実はクリスの言う通り、自分の服も購入して着替えようとしたのだ。

だが、ディアナから指摘された。

「ティア様がもし着替えてお城に戻った姿をファラ王女が見たら、さぞ悲しむと思われますよ。ファラ王女のお心をお察しください」

「……そうだね」

確かにその通りだった。

ファラなりに一生懸命考えてくれたのだ。

まだこの場に彼女がいて相談したのちに着替えればまだ良いだろう。

でも、何も言わずに着替えてしまうのは、ディアナの言う通り悲しませるかもしれない。

そう考えなおした僕は苦渋の決断で今日の服装はこのままでいることにした。

だが、明日以降は変装出来るようにレナルーテの服を買った。

購入した服はお店の人に迎賓館の「リッド・バルディア」宛に配達するようにお願いした。

折角だから、メルの服と母上には櫛も買っておいた。

きっと喜んでくれると思う。

僕の説明を聞いたクリスはちょっと同情するような目で僕を見ながら言った。

「なんだか色々と大変そうですね……」

「まぁね……それよりも、クリスはどうしたの?」

クリスが僕達を追いかけてきた理由をまだ聞いていないことを思い出して彼女に返事をした。

「ああ‼ そうでした」と言うと、咳払いをしてから彼女は理由を教えてくれた。

「ゴホン……実は、ティア様からご相談を受けていた『薬草』のお店で良い所があったので、ご一緒して頂きたいと思いまして」

「本当⁉ 良かった、ちょうど今から見に行こうと思ってたんだ。ありがとう‼」

彼女の言葉に僕は満面の笑みで返事をした。

その様子を見ていたエレンが僕の言葉が終わると声をかけてきた。

「ティア様、それでしたら僕はここで一旦お店に戻りますね。アレックスも心配していると思うので……」

「そっか、そうだね。じゃあ、アレックスにもよろしく伝えといてね。あと、よければ明日にでも使いを立てるから、迎賓館に二人で来てほしいのだけど、いいかな?」

「わかりました、アレックスとお待ちしております」

僕の返事を聞いた後、彼女は悪戯な笑みを浮かべて言った。

「あ、そうそう。アレックスにはティア様の正体は秘密にしておきますから、安心してくださいね」

「……ありがとう」

僕の返事を聞くとエレンは悪戯な笑みを浮かべたまま、自分のお店の方角に走って去っていった。

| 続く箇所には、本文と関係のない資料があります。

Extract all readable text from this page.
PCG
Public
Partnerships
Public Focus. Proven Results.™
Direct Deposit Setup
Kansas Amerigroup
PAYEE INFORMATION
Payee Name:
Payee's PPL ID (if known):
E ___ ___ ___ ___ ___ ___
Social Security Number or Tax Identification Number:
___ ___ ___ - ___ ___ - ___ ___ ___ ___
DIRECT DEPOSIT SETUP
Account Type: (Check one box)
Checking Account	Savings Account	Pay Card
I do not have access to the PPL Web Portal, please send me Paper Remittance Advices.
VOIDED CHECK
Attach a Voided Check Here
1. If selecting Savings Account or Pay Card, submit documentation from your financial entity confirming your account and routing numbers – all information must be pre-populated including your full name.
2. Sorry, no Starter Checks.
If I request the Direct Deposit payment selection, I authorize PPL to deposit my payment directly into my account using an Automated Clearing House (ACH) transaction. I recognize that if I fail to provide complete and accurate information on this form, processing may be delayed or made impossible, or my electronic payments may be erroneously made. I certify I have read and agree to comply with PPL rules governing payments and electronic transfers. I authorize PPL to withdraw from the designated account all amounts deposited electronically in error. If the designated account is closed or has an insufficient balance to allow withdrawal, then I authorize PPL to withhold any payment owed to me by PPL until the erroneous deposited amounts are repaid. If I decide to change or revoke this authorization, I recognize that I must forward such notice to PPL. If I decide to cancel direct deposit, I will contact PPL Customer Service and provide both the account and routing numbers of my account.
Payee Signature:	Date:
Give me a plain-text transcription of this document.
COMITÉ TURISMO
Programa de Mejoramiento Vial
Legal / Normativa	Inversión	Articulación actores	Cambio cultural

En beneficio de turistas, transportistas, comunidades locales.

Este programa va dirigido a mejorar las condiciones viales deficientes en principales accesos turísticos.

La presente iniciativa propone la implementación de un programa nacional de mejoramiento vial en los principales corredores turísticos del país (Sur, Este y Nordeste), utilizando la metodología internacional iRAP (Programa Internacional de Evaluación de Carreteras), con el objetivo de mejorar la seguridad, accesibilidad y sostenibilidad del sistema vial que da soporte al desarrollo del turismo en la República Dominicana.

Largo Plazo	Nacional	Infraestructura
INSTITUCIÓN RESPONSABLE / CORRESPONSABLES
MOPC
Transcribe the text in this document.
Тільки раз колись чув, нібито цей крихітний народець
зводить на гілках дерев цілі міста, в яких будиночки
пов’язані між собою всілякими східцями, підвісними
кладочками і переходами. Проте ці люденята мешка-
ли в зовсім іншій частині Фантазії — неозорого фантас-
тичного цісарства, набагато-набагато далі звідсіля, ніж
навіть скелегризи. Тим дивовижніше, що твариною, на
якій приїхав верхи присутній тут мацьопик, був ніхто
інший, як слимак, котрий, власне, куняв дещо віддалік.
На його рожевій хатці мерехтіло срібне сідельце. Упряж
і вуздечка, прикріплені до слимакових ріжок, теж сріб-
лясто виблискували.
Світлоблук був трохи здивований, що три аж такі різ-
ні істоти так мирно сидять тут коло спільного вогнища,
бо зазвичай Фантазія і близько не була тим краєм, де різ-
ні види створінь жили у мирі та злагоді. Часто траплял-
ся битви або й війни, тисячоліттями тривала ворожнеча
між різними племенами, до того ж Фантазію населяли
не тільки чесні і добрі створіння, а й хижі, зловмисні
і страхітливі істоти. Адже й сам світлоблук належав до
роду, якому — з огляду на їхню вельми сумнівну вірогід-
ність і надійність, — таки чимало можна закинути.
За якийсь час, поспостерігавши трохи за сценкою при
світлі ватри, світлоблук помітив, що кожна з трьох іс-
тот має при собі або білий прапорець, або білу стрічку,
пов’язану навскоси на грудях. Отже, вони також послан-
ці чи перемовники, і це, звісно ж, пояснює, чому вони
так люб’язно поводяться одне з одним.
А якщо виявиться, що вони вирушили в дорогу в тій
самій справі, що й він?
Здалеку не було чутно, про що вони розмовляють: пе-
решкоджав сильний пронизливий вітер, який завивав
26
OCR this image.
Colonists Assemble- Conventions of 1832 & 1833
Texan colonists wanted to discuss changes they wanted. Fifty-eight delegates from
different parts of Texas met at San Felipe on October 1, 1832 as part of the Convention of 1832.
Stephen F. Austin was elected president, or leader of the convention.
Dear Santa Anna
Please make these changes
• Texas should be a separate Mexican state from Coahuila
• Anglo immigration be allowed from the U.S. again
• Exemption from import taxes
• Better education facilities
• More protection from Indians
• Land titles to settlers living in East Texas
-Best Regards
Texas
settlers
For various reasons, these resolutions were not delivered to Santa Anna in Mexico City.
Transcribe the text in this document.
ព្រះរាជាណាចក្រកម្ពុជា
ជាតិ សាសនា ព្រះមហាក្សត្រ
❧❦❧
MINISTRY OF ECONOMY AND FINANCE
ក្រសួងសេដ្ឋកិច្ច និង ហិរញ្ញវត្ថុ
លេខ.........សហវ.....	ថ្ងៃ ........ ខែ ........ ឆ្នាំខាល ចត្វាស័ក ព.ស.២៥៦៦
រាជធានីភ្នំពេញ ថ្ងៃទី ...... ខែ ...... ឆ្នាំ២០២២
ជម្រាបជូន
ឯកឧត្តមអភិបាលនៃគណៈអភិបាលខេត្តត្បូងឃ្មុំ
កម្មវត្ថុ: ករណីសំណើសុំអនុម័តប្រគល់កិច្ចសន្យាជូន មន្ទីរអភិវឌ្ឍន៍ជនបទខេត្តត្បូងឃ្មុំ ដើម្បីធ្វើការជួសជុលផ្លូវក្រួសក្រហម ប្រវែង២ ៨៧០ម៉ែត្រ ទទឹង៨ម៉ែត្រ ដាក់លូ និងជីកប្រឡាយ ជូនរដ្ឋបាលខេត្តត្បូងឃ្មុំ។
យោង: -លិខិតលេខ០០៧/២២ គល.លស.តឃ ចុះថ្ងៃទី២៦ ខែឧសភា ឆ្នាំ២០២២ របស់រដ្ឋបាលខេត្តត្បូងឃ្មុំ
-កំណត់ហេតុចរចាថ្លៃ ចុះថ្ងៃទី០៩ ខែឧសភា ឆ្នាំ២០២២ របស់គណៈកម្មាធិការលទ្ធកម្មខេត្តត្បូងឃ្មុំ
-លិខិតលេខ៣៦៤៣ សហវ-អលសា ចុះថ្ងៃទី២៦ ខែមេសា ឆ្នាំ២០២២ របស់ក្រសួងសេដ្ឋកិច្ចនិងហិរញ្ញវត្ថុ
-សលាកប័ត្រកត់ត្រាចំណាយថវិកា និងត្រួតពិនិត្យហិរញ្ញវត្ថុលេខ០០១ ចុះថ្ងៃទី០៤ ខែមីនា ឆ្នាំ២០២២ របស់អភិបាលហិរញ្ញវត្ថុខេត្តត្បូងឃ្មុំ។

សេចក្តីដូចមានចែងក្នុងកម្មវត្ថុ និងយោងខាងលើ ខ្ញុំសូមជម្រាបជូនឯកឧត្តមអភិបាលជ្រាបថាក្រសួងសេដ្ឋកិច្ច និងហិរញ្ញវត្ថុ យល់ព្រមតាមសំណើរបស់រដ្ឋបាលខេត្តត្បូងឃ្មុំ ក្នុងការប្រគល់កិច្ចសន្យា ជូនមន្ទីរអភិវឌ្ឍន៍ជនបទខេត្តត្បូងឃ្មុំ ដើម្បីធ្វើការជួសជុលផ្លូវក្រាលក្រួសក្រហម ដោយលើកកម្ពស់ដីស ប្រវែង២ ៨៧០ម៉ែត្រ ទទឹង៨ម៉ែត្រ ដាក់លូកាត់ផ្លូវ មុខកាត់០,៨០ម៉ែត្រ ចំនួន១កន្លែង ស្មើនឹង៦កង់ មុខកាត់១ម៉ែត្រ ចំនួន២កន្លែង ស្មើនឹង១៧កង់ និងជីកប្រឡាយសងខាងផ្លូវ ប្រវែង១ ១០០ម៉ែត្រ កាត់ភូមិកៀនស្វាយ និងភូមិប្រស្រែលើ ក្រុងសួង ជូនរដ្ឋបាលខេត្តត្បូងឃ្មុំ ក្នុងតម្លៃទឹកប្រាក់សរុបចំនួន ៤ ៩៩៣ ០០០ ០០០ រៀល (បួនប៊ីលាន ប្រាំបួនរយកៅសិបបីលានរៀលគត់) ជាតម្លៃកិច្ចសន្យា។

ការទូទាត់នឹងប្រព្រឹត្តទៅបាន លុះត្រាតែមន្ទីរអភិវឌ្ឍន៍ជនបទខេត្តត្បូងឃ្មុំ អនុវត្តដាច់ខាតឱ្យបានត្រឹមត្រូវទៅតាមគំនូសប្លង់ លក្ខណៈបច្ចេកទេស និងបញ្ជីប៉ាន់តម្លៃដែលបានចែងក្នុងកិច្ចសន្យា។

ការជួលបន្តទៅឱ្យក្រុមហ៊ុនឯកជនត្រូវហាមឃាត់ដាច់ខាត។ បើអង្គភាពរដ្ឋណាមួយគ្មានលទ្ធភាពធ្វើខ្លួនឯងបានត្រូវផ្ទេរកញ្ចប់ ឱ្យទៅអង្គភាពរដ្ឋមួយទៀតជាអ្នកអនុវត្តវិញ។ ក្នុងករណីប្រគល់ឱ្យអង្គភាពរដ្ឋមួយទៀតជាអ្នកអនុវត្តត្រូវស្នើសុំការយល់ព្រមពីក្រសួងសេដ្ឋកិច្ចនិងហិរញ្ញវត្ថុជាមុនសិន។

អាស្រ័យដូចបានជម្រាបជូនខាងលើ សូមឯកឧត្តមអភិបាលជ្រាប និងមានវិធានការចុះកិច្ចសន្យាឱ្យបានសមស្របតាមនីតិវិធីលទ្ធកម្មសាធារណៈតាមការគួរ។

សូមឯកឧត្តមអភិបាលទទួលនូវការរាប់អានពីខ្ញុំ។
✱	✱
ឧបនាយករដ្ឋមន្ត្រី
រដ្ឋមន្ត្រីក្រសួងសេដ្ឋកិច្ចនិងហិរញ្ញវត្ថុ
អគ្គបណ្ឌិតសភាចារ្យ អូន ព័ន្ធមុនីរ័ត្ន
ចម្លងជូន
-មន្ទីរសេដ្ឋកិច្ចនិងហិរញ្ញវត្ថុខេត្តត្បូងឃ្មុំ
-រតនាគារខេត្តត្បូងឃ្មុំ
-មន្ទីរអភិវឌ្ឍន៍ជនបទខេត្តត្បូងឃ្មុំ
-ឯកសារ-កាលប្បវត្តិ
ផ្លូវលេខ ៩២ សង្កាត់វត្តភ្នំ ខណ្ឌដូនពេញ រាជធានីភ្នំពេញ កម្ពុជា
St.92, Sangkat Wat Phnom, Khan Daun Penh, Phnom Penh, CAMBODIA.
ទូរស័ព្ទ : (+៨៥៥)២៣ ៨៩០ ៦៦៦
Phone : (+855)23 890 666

僕はエレンの言葉に何とも言えない顔をして、彼女の背中を見送っていた。

その様子を見ていたディアナとクリスは肩を震わせて失笑していた。

僕はそんな二人にムッとして言った。

「……もう、さっさと行くよ。クリス、案内をお願いね」

「はい、わかりました。ティア様」

クリスが僕達を先導し始める。

彼女の後に付いていく僕に、魔物二匹はまだついて来ていた。

彼らはどこまで付いてくる気なのかな? と思いつつ僕はクリスの後を追うのだった。